Please email the names to be added to email@example.com and should do so by January 10, 2013
The Spirit of the Lord GOD is upon me, because the LORD has anointed me to bring good news to the poor; he has sent me to bind up the brokenhearted, to proclaim liberty to the captives, and the opening of the prison to those who are bound – Isaiah 61:1
Russell Maroon Shoatz, a senior citizen (age 70) and grandfather who currently suffers from impaired vision because of cataracts, was originally imprisoned in January 1972, after years of playing a leading role in the Black freedom movement of his native Philadelphia PA. As was an endemic pattern during the 1960s and 70s, prominent community organizers doing civil and human rights work were prime targets of the FBI’s illegal Counter-Intellience Program, with special focus on Dr. Martin Luther Jr., Malcolm X, and the Black Panthers – which Shoatz was a member of. He has been held for thirty-plus years in solitary confinement. Such “prolonged” solitary confinement is a violation of the United Nations Convention Against Torture, according to UN Special Rapporteur Juan E. Mendez.
In April and May 2013, in the wake of Maroon’s transfer to a different prison, many concerned activists called and wrote letters to the Pennsylvania Department of Corrections (PA DOC) on his behalf. They received replies suggesting that his transfer to the general prison population was in process. In August, however, Shoatz was transferred once again to a third facility, with no change in the conditions of his confinement.

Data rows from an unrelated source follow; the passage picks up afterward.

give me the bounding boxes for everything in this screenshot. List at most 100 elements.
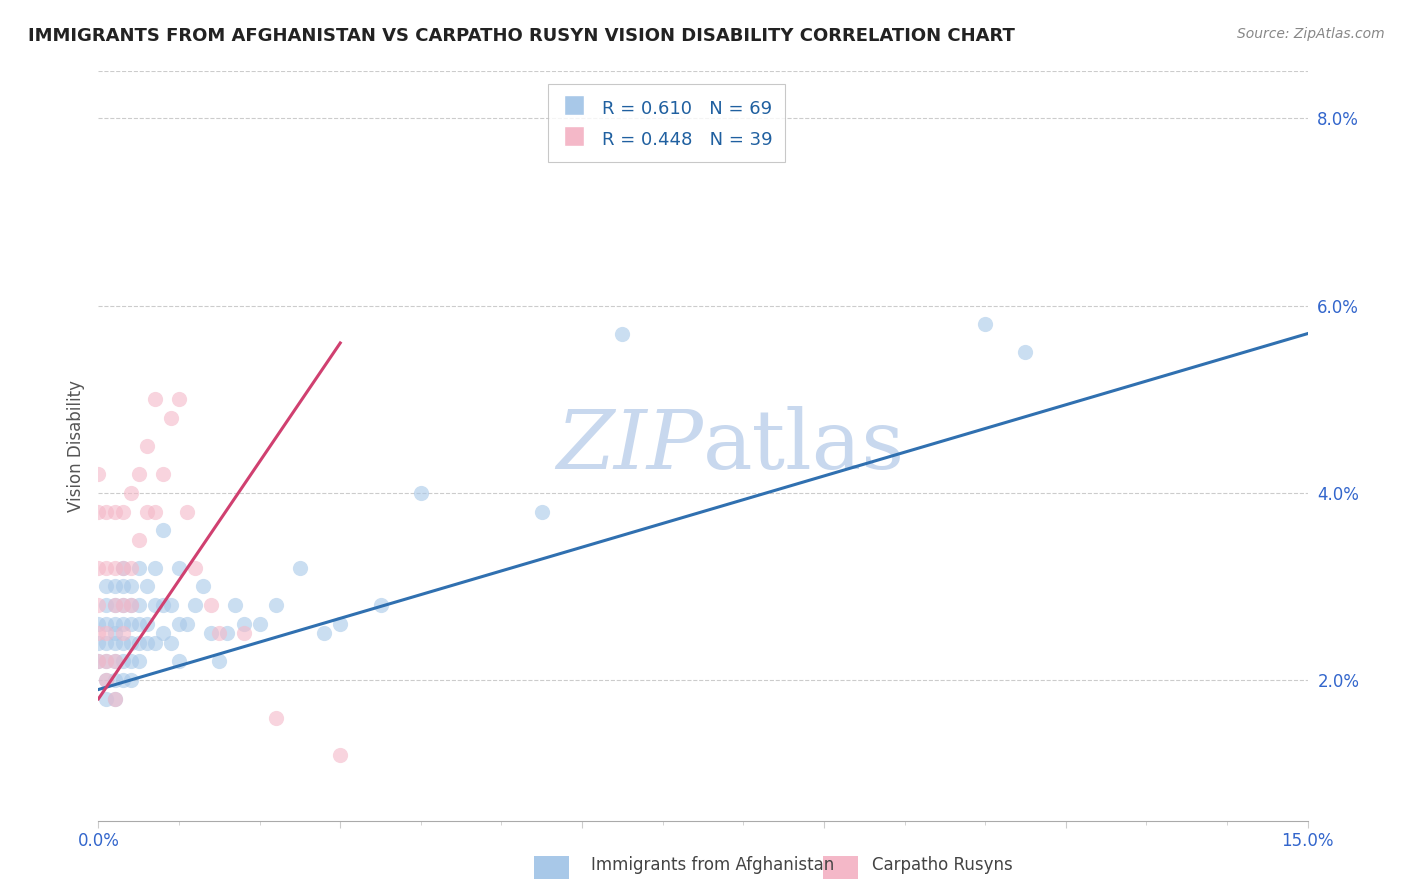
Point xyxy=(200,599,222,613)
Point xyxy=(409,485,432,500)
Point xyxy=(128,655,150,669)
Point xyxy=(143,635,166,649)
Point xyxy=(96,673,118,688)
Point xyxy=(530,505,553,519)
Point xyxy=(96,626,118,640)
Point xyxy=(96,655,118,669)
Point xyxy=(111,580,134,594)
Point xyxy=(120,599,142,613)
Point xyxy=(143,505,166,519)
Point xyxy=(87,655,110,669)
Point xyxy=(160,410,183,425)
Point xyxy=(974,317,997,331)
Point xyxy=(120,635,142,649)
Point xyxy=(103,635,125,649)
Point xyxy=(128,599,150,613)
Text: IMMIGRANTS FROM AFGHANISTAN VS CARPATHO RUSYN VISION DISABILITY CORRELATION CHAR: IMMIGRANTS FROM AFGHANISTAN VS CARPATHO … xyxy=(28,27,1015,45)
Point xyxy=(111,599,134,613)
Point xyxy=(96,617,118,632)
Point xyxy=(111,635,134,649)
Point xyxy=(200,626,222,640)
Text: atlas: atlas xyxy=(703,406,905,486)
Point xyxy=(111,561,134,575)
Point xyxy=(96,655,118,669)
Point xyxy=(232,626,254,640)
Point xyxy=(314,626,336,640)
Point xyxy=(87,505,110,519)
Point xyxy=(135,439,157,453)
Point xyxy=(87,617,110,632)
Point xyxy=(120,655,142,669)
Point xyxy=(1014,345,1036,359)
Point xyxy=(111,599,134,613)
Point xyxy=(152,626,174,640)
Point xyxy=(103,673,125,688)
Point xyxy=(143,392,166,407)
Text: Source: ZipAtlas.com: Source: ZipAtlas.com xyxy=(1237,27,1385,41)
Point xyxy=(120,580,142,594)
Point xyxy=(224,599,246,613)
Point xyxy=(143,599,166,613)
Point xyxy=(128,561,150,575)
Point xyxy=(111,655,134,669)
Point xyxy=(184,599,207,613)
Point xyxy=(135,505,157,519)
Point xyxy=(87,655,110,669)
Point xyxy=(329,617,352,632)
Point xyxy=(152,467,174,482)
Point xyxy=(87,635,110,649)
Point xyxy=(208,655,231,669)
Point xyxy=(103,655,125,669)
Point xyxy=(96,580,118,594)
Point xyxy=(103,505,125,519)
Point xyxy=(232,617,254,632)
Point xyxy=(249,617,271,632)
Point xyxy=(103,617,125,632)
Point xyxy=(96,561,118,575)
Point xyxy=(135,580,157,594)
Point xyxy=(167,392,190,407)
Point xyxy=(87,467,110,482)
Point xyxy=(184,561,207,575)
Point xyxy=(612,326,634,341)
Point xyxy=(103,626,125,640)
Point xyxy=(111,617,134,632)
Point xyxy=(103,561,125,575)
Point xyxy=(208,626,231,640)
Point xyxy=(167,655,190,669)
Point xyxy=(120,673,142,688)
Point xyxy=(111,673,134,688)
Point xyxy=(120,485,142,500)
Point xyxy=(217,626,239,640)
Point xyxy=(128,617,150,632)
Point xyxy=(176,505,198,519)
Point xyxy=(120,617,142,632)
Point xyxy=(96,673,118,688)
Point xyxy=(128,635,150,649)
Point xyxy=(111,626,134,640)
Point xyxy=(135,617,157,632)
Point xyxy=(111,561,134,575)
Point xyxy=(193,580,215,594)
Point xyxy=(87,599,110,613)
Point xyxy=(160,599,183,613)
Point xyxy=(128,533,150,547)
Point xyxy=(167,561,190,575)
Point xyxy=(143,561,166,575)
Point xyxy=(167,617,190,632)
Point xyxy=(87,561,110,575)
Point xyxy=(96,505,118,519)
Point xyxy=(103,692,125,706)
Point xyxy=(87,626,110,640)
Text: Carpatho Rusyns: Carpatho Rusyns xyxy=(872,856,1012,874)
Point xyxy=(120,599,142,613)
Text: Immigrants from Afghanistan: Immigrants from Afghanistan xyxy=(591,856,834,874)
Point xyxy=(103,599,125,613)
Point xyxy=(135,635,157,649)
Point xyxy=(103,655,125,669)
Point xyxy=(264,599,287,613)
Point xyxy=(103,599,125,613)
Point xyxy=(152,599,174,613)
Point xyxy=(103,580,125,594)
Point xyxy=(152,523,174,537)
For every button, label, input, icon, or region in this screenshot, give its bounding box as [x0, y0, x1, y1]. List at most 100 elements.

To mark the date of Maroon’s 70th birthday on August 23, 2013, three Nobel laureates – Archbishop Desmond Tutu of South Africa, President Jose Ramos-Horta of East Timor, and Mairead Corrigan Maguire of Northern Ireland – sent a letter to PA DOC Secretary John Wetzel that read, in part: “We affirm, in the strongest possible humanitarian terms, that now is the time for the immediate and unconditional release from solitary confinement and restricted housing of Russell Maroon Shoatz. After decades of solitary confinement – including the past 22 consecutive years – there is no reason for further delay. Continued confinement in 23-hour-a-day isolation is nothing short of torture.”
We, religious and other community leaders, join these three distinguished voices, along with a host of others, calling on the Pennsylvania Department of Corrections to release Russell Maroon Shoatz into the general prison population. The time has long since passed. It would be an appropriate step to mark that time of year when we should all attempt, once again, to remind ourselves of our humanity.